The document also falls short of accepting the two-state solution that is assumed to be the end product of the Oslo Accords between Israel and the Palestinian Liberation Organization (PLO).
It also clarifies that Hamas’ fight is with the “Zionist project”, not with the religion of Judaism, making a distinction between those who believe in Judaism and “Zionist Israeli citizens who occupy Palestinian lands”.
It also sidesteps language in the group’s original charter that affirms its connections to the Muslim Brotherhood, and says that Hamas is a fully independent organisation.
Analysts said the release of the document appears to be an attempt by Hamas to seem more pragmatic and help it to avoid international isolation.
Speaking to Al Jazeera, Mohammad Abu Saada, a professor at Gaza’s al-Azhar University, called the new document a bid to “accommodate Egyptian conditions and calm Egyptian fears” regarding Hamas connections to the Muslim Brotherhood, which Egypt has classified as a “terror” group since democratically elected president Mohammad Morsi was ousted in a 2013 military coup.
While in the 1988 charter Hamas affirmed its ties to the Muslim Brotherhood by mentioning it six times, the new document asserted Hamas strict Palestinian credentials as a “liberation movement” that uses Islam as its main ideological component.
“Hamas is trying to walk a fine line between its hardliners and its own moderates,” said Abu Saada of al-Azhar University.
“In one way, the moderates can say they accepted a Palestinian state on the 1967 borders, but the hardliners can still say they are not recognising Israel.”
Azzam Tamimi, author of “Hamas: A History from Within”, told Al Jazeera that while Hamas leaders were unlikely to say so, the new document would “practically” replace the group’s old charter.
“They would prefer to say that the old charter expressed Hamas in 1988, and that now, Hamas is a different organisation. It has different insight and understanding of the conflict and that today’s document is what speaks for Hamas today.”
Hamas has controlled the Gaza Strip since 2007, after winning elections and forcefully pushing its Fatah rivals out. Since then, Gaza has suffered three major Israeli assaults, whick killed more than 3,500 Palestinians, and a crippling 10-year-long siege.
“The question is whether this change will do anything to try and lift the blockade, or anything to get this struggling economy back on its feet,” said Al Jazeera’s Harry Fawcett, reporting from Gaza City.
Israeli officials rejected the document before it was made official, calling it an attempt by Hamas to trick the world into believing it was becoming a more moderate group.
“Hamas is attempting to fool the world but it will not succeed,” said David Keyes, a spokesman for Israeli Prime Minister Benjamin Netanyahu’s office.

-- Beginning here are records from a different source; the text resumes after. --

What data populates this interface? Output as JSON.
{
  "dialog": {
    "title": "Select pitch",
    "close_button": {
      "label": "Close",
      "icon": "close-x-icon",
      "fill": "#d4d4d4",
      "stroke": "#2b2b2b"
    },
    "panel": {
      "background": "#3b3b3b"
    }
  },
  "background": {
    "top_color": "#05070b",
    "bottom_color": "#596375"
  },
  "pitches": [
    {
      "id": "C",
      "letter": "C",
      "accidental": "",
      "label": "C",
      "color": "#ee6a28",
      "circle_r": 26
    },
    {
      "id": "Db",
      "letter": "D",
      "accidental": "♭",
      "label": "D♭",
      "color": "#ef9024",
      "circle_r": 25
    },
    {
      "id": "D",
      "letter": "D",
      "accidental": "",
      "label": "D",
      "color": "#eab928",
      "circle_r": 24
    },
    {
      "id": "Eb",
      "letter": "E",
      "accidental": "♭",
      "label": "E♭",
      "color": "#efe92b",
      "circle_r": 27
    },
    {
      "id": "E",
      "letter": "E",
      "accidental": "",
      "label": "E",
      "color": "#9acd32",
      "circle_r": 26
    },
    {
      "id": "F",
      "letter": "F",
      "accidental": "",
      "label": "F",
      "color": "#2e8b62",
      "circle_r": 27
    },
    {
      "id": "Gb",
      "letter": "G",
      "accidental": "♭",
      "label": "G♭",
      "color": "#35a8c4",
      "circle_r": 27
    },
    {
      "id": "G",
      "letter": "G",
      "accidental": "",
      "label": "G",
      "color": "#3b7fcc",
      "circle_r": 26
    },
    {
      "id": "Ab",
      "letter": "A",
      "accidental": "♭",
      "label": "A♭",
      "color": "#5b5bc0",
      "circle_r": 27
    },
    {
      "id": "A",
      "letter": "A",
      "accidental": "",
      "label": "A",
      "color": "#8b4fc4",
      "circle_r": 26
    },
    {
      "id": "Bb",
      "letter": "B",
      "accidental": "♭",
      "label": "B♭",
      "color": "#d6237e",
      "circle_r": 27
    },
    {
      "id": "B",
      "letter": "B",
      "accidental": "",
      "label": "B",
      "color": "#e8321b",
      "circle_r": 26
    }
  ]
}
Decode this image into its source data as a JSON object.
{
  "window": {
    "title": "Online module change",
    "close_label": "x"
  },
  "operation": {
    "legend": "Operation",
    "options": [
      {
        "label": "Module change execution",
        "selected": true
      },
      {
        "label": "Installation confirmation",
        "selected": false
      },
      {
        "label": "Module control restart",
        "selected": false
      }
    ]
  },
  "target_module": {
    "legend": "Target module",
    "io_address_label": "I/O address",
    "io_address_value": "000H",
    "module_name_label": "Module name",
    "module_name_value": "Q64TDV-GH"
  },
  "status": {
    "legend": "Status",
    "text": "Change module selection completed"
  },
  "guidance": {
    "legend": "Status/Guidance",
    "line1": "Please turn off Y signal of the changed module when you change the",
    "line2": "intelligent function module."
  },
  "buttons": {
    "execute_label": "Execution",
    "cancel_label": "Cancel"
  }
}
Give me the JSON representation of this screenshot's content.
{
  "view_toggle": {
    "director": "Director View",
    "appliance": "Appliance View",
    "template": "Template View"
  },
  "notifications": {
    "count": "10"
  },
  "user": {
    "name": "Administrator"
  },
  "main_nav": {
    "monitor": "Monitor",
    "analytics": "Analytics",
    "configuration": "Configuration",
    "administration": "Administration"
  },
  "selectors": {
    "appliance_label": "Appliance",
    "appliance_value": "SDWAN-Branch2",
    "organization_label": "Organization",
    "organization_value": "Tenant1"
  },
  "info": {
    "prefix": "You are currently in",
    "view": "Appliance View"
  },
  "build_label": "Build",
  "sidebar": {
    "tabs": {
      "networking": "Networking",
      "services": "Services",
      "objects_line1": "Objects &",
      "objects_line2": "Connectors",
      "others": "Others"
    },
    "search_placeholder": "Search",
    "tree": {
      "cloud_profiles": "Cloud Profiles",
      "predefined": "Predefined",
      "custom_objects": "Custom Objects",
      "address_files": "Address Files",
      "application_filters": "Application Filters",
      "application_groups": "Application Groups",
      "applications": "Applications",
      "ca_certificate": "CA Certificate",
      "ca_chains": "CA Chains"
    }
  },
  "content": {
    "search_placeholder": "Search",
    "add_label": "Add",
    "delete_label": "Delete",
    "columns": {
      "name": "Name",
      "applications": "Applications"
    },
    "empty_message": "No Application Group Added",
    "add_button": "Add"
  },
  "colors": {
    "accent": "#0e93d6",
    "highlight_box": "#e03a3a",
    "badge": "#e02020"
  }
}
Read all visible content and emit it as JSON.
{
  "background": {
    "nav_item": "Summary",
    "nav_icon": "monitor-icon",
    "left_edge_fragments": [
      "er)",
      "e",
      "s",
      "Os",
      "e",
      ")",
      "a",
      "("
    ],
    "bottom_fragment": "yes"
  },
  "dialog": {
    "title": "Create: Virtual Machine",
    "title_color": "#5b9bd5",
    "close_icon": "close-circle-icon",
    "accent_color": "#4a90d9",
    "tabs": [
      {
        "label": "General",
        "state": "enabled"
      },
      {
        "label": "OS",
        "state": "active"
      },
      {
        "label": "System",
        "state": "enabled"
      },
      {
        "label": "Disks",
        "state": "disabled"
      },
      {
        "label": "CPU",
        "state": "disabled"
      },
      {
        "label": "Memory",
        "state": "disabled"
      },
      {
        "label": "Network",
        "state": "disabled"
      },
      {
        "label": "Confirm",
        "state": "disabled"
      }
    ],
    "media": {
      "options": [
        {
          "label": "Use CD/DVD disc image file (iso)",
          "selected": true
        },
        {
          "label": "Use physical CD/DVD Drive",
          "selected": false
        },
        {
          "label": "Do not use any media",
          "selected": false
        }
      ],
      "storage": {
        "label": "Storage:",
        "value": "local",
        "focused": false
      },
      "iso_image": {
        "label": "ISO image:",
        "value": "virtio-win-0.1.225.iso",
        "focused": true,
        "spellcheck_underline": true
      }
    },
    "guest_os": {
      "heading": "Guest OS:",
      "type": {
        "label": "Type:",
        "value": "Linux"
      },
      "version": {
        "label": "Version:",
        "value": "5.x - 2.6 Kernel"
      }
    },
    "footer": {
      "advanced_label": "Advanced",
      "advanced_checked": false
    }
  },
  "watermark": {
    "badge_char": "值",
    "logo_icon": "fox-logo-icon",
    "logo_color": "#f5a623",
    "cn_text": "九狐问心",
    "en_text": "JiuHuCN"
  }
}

The document’s release comes just days ahead of Palestinian Authority (PA) President Mahmoud Abbas’ visit to Washington on May 3 and as US President Donald Trump’s administration prepares a new push to forge peace between the Palestinians and the Israelis.
Abbas and his Fatah party have long pushed for a Palestinian state along the 1967 borders, and have engaged in talks with Israel on that basis.
But Israel has frequently refused to enter into political talks with Abbas’ PA on the grounds that they do not represent all Palestinians.
Mustafa Barghouti, leader of the Palestinian National Initiative, told Al Jazeera that this move by Hamas reflected a level of “political maturity”.
“Acceptance of a Palestinian state along the 1967 borders … means accepting a two-state solution. In my opinion this is going to embarrass Israel a lot,” said Barghouti.
“We’ve seen the Israeli reaction, which looks very frightened, first of all from the greater possibility of Palestinian unity, but also … of peace and the possibility of peace.”